Certainly she wouldn’t think much of the state of the English novel. In her own fiction she went deep into the heart of human consciousness, experimenting boldly with language and narrative. She might well wonder why there has been so little development from her innovative work.
In 1908, when she was writing her very first novel, The Voyage Out, she exulted: "how I shall re-form the novel and capture multitudes of things at present fugitive, enclose the whole and shape infinite strange shapes". By the end of her life in 1941 she could justly claim to have done that.
It is impossible to consider her literary impact without thinking of her novels. In Mrs Dalloway, Woolf takes a day in a society woman’s life but builds out of it her mental history and her innermost fears and desires, which are mirrored in the fractured mind of Septimus Smith, a First World War survivor.
In To The Lighthouse, perhaps her best known and best-regarded novel, Woolf asks what fiction is even as she writes it. She always asks what reality is too, offering us multiple visions of the world.
The Waves carries experimentation further, deeper into pure consciousness. Orlando has as its hero/heroine a man who turns into a woman, migrating through history. It was made into a film, with Tilda Swinton as the protagonist.

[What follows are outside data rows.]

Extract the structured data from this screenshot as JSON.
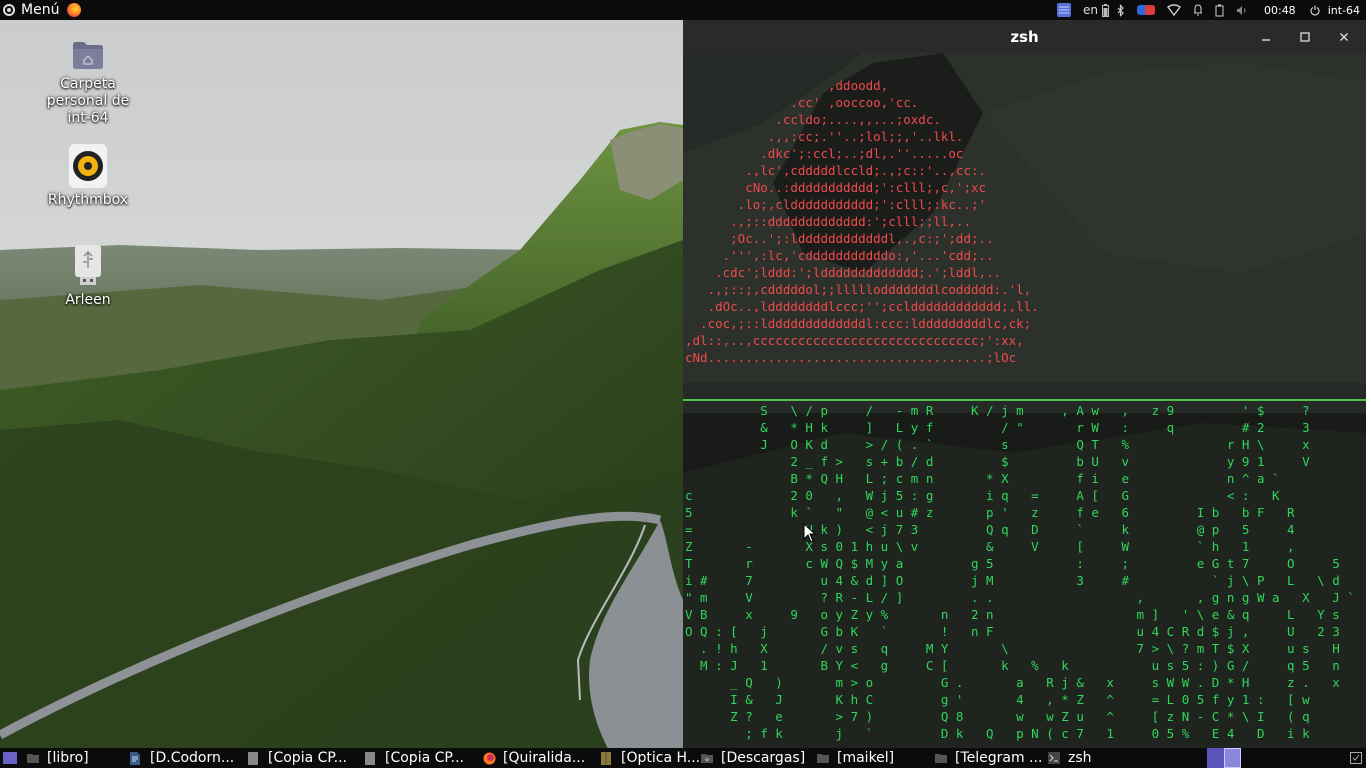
{
  "top_panel": {
    "menu_label": "Menú",
    "keyboard_layout": "en",
    "clock": "00:48",
    "username": "int-64"
  },
  "desktop": {
    "icons": [
      {
        "label": "Carpeta personal de int-64",
        "icon": "home-folder-icon"
      },
      {
        "label": "Rhythmbox",
        "icon": "rhythmbox-icon"
      },
      {
        "label": "Arleen",
        "icon": "usb-drive-icon"
      }
    ]
  },
  "terminal": {
    "title": "zsh",
    "logo_ascii": [
      "                   ,ddoodd,",
      "              .cc' ,ooccoo,'cc.",
      "            .ccldo;....,,...;oxdc.",
      "           .,,:cc;.''..;lol;;,'..lkl.",
      "          .dkc';:ccl;..;dl,.''.....oc",
      "        .,lc',cdddddlccld;.,;c::'..,cc:.",
      "        cNo..:ddddddddddd;':clll;,c,';xc",
      "       .lo;,clddddddddddd;':clll;:kc..;'",
      "      .,;::ddddddddddddd:';clll;;ll,..",
      "      ;Oc..';:lddddddddddddl,.,c:;';dd;..",
      "     .''',:lc,'cdddddddddddo:,'...'cdd;..",
      "    .cdc';lddd:';lddddddddddddd;.';lddl,..",
      "   .,;::;,cdddddol;;lllllodddddddlcoddddd:.'l,",
      "   .dOc..,lddddddddlccc;'';ccldddddddddddd;,ll.",
      "  .coc,;::ldddddddddddddl:ccc:ldddddddddlc,ck;",
      ",dl::,..,cccccccccccccccccccccccccccccc;':xx,",
      "cNd.....................................;lOc"
    ],
    "matrix_rain": [
      "          S   \\ / p     /   - m R     K / j m     , A w   ,   z 9         ' $     ?",
      "          &   * H k     ]   L y f         / \"       r W   :     q         # 2     3",
      "          J   O K d     > / ( . `         s         Q T   %             r H \\     x",
      "              2 _ f >   s + b / d         $         b U   v             y 9 1     V",
      "              B * Q H   L ; c m n       * X         f i   e             n ^ a `",
      "c             2 0   ,   W j 5 : g       i q   =     A [   G             < :   K",
      "5             k `   \"   @ < u # z       p '   z     f e   6         I b   b F   R",
      "=               H k )   < j 7 3         Q q   D     `     k         @ p   5     4",
      "Z       -       X s 0 1 h u \\ v         &     V     [     W         ` h   1     ,",
      "T       r       c W Q $ M y a         g 5           :     ;         e G t 7     O     5",
      "i #     7         u 4 & d ] O         j M           3     #           ` j \\ P   L   \\ d",
      "\" m     V         ? R - L / ]         . .                   ,       , g n g W a   X   J `",
      "V B     x     9   o y Z y %       n   2 n                   m ]   ' \\ e & q     L   Y s",
      "O Q : [   j       G b K   `       !   n F                   u 4 C R d $ j ,     U   2 3",
      "  . ! h   X       / v s   q     M Y       \\                 7 > \\ ? m T $ X     u s   H",
      "  M : J   1       B Y <   g     C [       k   %   k           u s 5 : ) G /     q 5   n",
      "      _ Q   )       m > o         G .       a   R j &   x     s W W . D * H     z .   x",
      "      I &   J       K h C         g '       4   , * Z   ^     = L 0 5 f y 1 :   [ w",
      "      Z ?   e       > 7 )         Q 8       w   w Z u   ^     [ z N - C * \\ I   ( q",
      "        ; f k       j   `         D k   Q   p N ( c 7   1     0 5 %   E 4   D   i k"
    ]
  },
  "taskbar": {
    "tasks": [
      {
        "label": "[libro]",
        "icon": "folder-icon"
      },
      {
        "label": "[D.Codorn...",
        "icon": "document-icon"
      },
      {
        "label": "[Copia CP...",
        "icon": "text-file-icon"
      },
      {
        "label": "[Copia CP...",
        "icon": "text-file-icon"
      },
      {
        "label": "[Quiralida...",
        "icon": "firefox-icon"
      },
      {
        "label": "[Optica H...",
        "icon": "archive-icon"
      },
      {
        "label": "[Descargas]",
        "icon": "downloads-folder-icon"
      },
      {
        "label": "[maikel]",
        "icon": "folder-icon"
      },
      {
        "label": "[Telegram ...",
        "icon": "folder-icon"
      },
      {
        "label": "zsh",
        "icon": "terminal-icon"
      }
    ]
  },
  "colors": {
    "panel_bg": "#0b0b0b",
    "terminal_logo": "#ee4b4b",
    "matrix_green": "#2fd65a",
    "workspace_active": "#7b6fd8"
  }
}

Her essays too have been gathering increasing acclaim. A Room of One’s Own has become a central feminist text. Her shorter pieces on writing, literature, and the imagination, and also on apparently more everyday issues such as ‘being ill’, still speak to us. She had a lighter side too: Flush tells the story of Elizabeth Barrett Brownings’s spaniel – in the dog’s own words!
Woolf has her faults, and her detractors. Social and intellectual snobbery mars her work, though it is more evident in her less guarded letters and diaries. But her revelations about the human mind and its extraordinary workings pierce deep.
There’s no doubt that her unusual understanding of consciousness, and her ability to represent it in language, were informed by her own bouts of mental illness. These crippling attacks punctuated her life, and they led finally to her suicide by drowning in March 1941. She had just passed her 59th birthday, and just finished her novel Between the Acts. As often at the end of the spell of intense creative activity involved in completing a novel, she felt her illness approaching again, and couldn’t face the struggle with it that she had so many times before courageously undertaken.
We should salute her courage today for sustaining that long struggle, and for producing a body of work which is like no other.
Virginia Woolf's novels are to be reissued by Wordsworth Classics in February, including special editions of Mrs Dalloway, Jacob's Room, Orlando, The Waves and The Years.